The Mexican drug cartels battling viciously to expand and survive have a powerful financial incentive: To the north is a market for illegal drugs unsurpassed for its wealth, diversity and voraciousness.

In all, 46 percent of Americans 12 and older have indulged in illicit drug use.

This array of consumers is providing a vast, recession-proof, apparently unending market for the Mexican gangs locked in a drug war that has killed more than 10,780 people since December 2006. No matter how much law enforcement or financial help the U.S. government provides Mexico, the basics of supply and demand prevent it from doing much good.

"The damage done by our insatiable demand for drugs is truly astounding," said Lloyd Johnston, a researcher at the University of Michigan who oversees annual drug-use surveys.

The latest federal figures show that 114 million Americans have used illegal drugs at some point -- and 20 million are current users. "It's a drug dealer's dream -- sell it in a place where he can make the most money for the risk taken," said Dr. H. Westley Clark, the director of the federal Center for Substance Abuse Treatment.

The Mexican cartels are eager to feed this ravenous appetite. Once used mostly to transship drugs from South America, Mexico is now a major producer and distributor; its gangs control cocaine networks in many U.S. cities and covertly grow marijuana on U.S. public lands.
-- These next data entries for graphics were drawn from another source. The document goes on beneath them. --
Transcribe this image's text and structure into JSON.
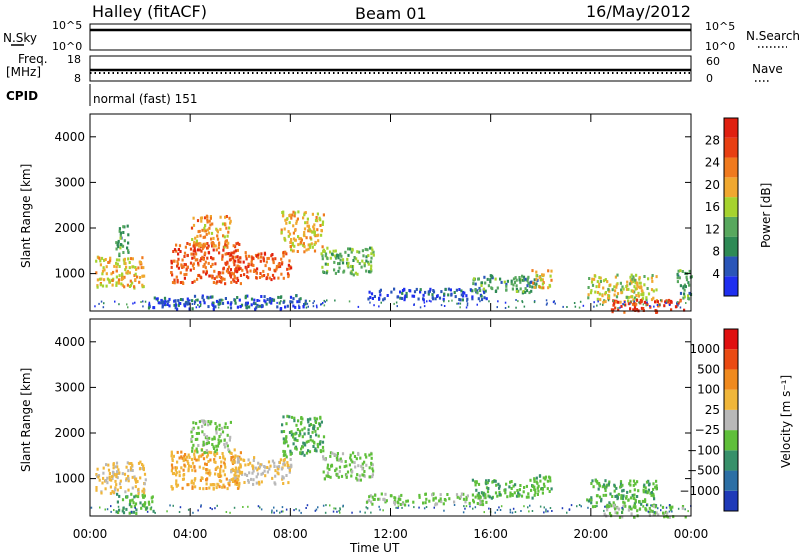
{
  "header": {
    "station": "Halley (fitACF)",
    "beam": "Beam 01",
    "date": "16/May/2012"
  },
  "strips": {
    "nsky_label": "N.Sky",
    "nsky_ticks": [
      "10^5",
      "10^0"
    ],
    "nsearch_label": "N.Search",
    "nsearch_ticks": [
      "10^5",
      "10^0"
    ],
    "freq_label_top": "Freq.",
    "freq_label_unit": "[MHz]",
    "freq_ticks": [
      "18",
      "8"
    ],
    "nave_label": "Nave",
    "nave_ticks": [
      "60",
      "0"
    ],
    "cpid_label": "CPID",
    "cpid_value": "normal (fast) 151"
  },
  "power_panel": {
    "ylabel": "Slant Range [km]",
    "yticks": [
      "4000",
      "3000",
      "2000",
      "1000"
    ],
    "colorbar_label": "Power [dB]",
    "colorbar_ticks": [
      "28",
      "24",
      "20",
      "16",
      "12",
      "8",
      "4"
    ]
  },
  "velocity_panel": {
    "ylabel": "Slant Range [km]",
    "yticks": [
      "4000",
      "3000",
      "2000",
      "1000"
    ],
    "colorbar_label": "Velocity [m s⁻¹]",
    "colorbar_ticks": [
      "1000",
      "500",
      "100",
      "25",
      "−25",
      "−100",
      "−500",
      "−1000"
    ]
  },
  "xaxis": {
    "label": "Time UT",
    "ticks": [
      "00:00",
      "04:00",
      "08:00",
      "12:00",
      "16:00",
      "20:00",
      "00:00"
    ]
  },
  "colors": {
    "power_scale": [
      "#1f2ff0",
      "#2a55b8",
      "#2e8a55",
      "#58a85e",
      "#a6d32f",
      "#f0a830",
      "#f07a1e",
      "#e83f12",
      "#e02010"
    ],
    "velocity_scale": [
      "#1f3ab8",
      "#2c6fa5",
      "#37906a",
      "#5fbf3a",
      "#b8b8b8",
      "#f0b63a",
      "#f08a1e",
      "#ea4a12",
      "#e01010"
    ]
  },
  "chart_data": [
    {
      "type": "line",
      "title": "N.Sky / N.Search",
      "x": [
        0,
        24
      ],
      "series": [
        {
          "name": "N.Sky",
          "values": [
            50000,
            50000
          ]
        }
      ],
      "xlim": [
        0,
        24
      ]
    },
    {
      "type": "line",
      "title": "Freq. / Nave",
      "x": [
        0,
        24
      ],
      "series": [
        {
          "name": "Freq.",
          "values": [
            12,
            12
          ]
        }
      ],
      "xlim": [
        0,
        24
      ],
      "ylim": [
        8,
        18
      ]
    },
    {
      "type": "heatmap",
      "title": "Power [dB]",
      "xlabel": "Time UT",
      "ylabel": "Slant Range [km]",
      "xlim": [
        0,
        24
      ],
      "ylim": [
        180,
        4500
      ],
      "zlim": [
        0,
        30
      ],
      "regions": [
        {
          "t0": 0.2,
          "t1": 2.2,
          "r0": 700,
          "r1": 1400,
          "value": 18
        },
        {
          "t0": 1.0,
          "t1": 1.5,
          "r0": 1400,
          "r1": 2100,
          "value": 10
        },
        {
          "t0": 3.2,
          "t1": 6.0,
          "r0": 800,
          "r1": 1700,
          "value": 24
        },
        {
          "t0": 4.0,
          "t1": 5.6,
          "r0": 1600,
          "r1": 2300,
          "value": 20
        },
        {
          "t0": 5.5,
          "t1": 8.0,
          "r0": 900,
          "r1": 1500,
          "value": 24
        },
        {
          "t0": 7.6,
          "t1": 9.3,
          "r0": 1500,
          "r1": 2400,
          "value": 18
        },
        {
          "t0": 9.2,
          "t1": 11.3,
          "r0": 1000,
          "r1": 1600,
          "value": 12
        },
        {
          "t0": 2.2,
          "t1": 8.6,
          "r0": 250,
          "r1": 550,
          "value": 4
        },
        {
          "t0": 11.0,
          "t1": 15.8,
          "r0": 450,
          "r1": 700,
          "value": 4
        },
        {
          "t0": 15.2,
          "t1": 18.0,
          "r0": 600,
          "r1": 1000,
          "value": 10
        },
        {
          "t0": 17.6,
          "t1": 18.4,
          "r0": 700,
          "r1": 1100,
          "value": 18
        },
        {
          "t0": 19.8,
          "t1": 22.6,
          "r0": 400,
          "r1": 1000,
          "value": 16
        },
        {
          "t0": 20.5,
          "t1": 23.8,
          "r0": 180,
          "r1": 450,
          "value": 26
        },
        {
          "t0": 23.4,
          "t1": 24.0,
          "r0": 450,
          "r1": 1100,
          "value": 10
        }
      ]
    },
    {
      "type": "heatmap",
      "title": "Velocity [m s⁻¹]",
      "xlabel": "Time UT",
      "ylabel": "Slant Range [km]",
      "xlim": [
        0,
        24
      ],
      "ylim": [
        180,
        4500
      ],
      "zlim": [
        -1000,
        1000
      ],
      "regions": [
        {
          "t0": 0.2,
          "t1": 2.2,
          "r0": 700,
          "r1": 1400,
          "value": 150
        },
        {
          "t0": 1.0,
          "t1": 2.5,
          "r0": 250,
          "r1": 700,
          "value": -300
        },
        {
          "t0": 3.2,
          "t1": 6.0,
          "r0": 800,
          "r1": 1700,
          "value": 300
        },
        {
          "t0": 4.0,
          "t1": 5.6,
          "r0": 1600,
          "r1": 2300,
          "value": -150
        },
        {
          "t0": 5.5,
          "t1": 8.0,
          "r0": 900,
          "r1": 1500,
          "value": 100
        },
        {
          "t0": 7.6,
          "t1": 9.3,
          "r0": 1500,
          "r1": 2400,
          "value": -300
        },
        {
          "t0": 9.2,
          "t1": 11.3,
          "r0": 1000,
          "r1": 1600,
          "value": -150
        },
        {
          "t0": 11.0,
          "t1": 15.8,
          "r0": 450,
          "r1": 700,
          "value": -150
        },
        {
          "t0": 15.2,
          "t1": 18.0,
          "r0": 600,
          "r1": 1000,
          "value": -300
        },
        {
          "t0": 17.6,
          "t1": 18.4,
          "r0": 700,
          "r1": 1100,
          "value": -300
        },
        {
          "t0": 19.8,
          "t1": 22.6,
          "r0": 400,
          "r1": 1000,
          "value": -300
        },
        {
          "t0": 20.5,
          "t1": 23.8,
          "r0": 180,
          "r1": 450,
          "value": -150
        }
      ]
    }
  ]
}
For now, the Mexican government is fighting the cartels and working with U.S. authorities to stop the southbound flow of weapons, but all parties are aware of the role played by the U.S. market.

"When the U.S. government turns up the pressure a lot, then is when you see a return to the old formula of saying (to Americans), ‘You also have corruption, you consume the drugs, you're the biggest drug consumer in the world,'" said Jose Luis Pineyro, a sociologist at Mexico's Autonomous Metropolitan University.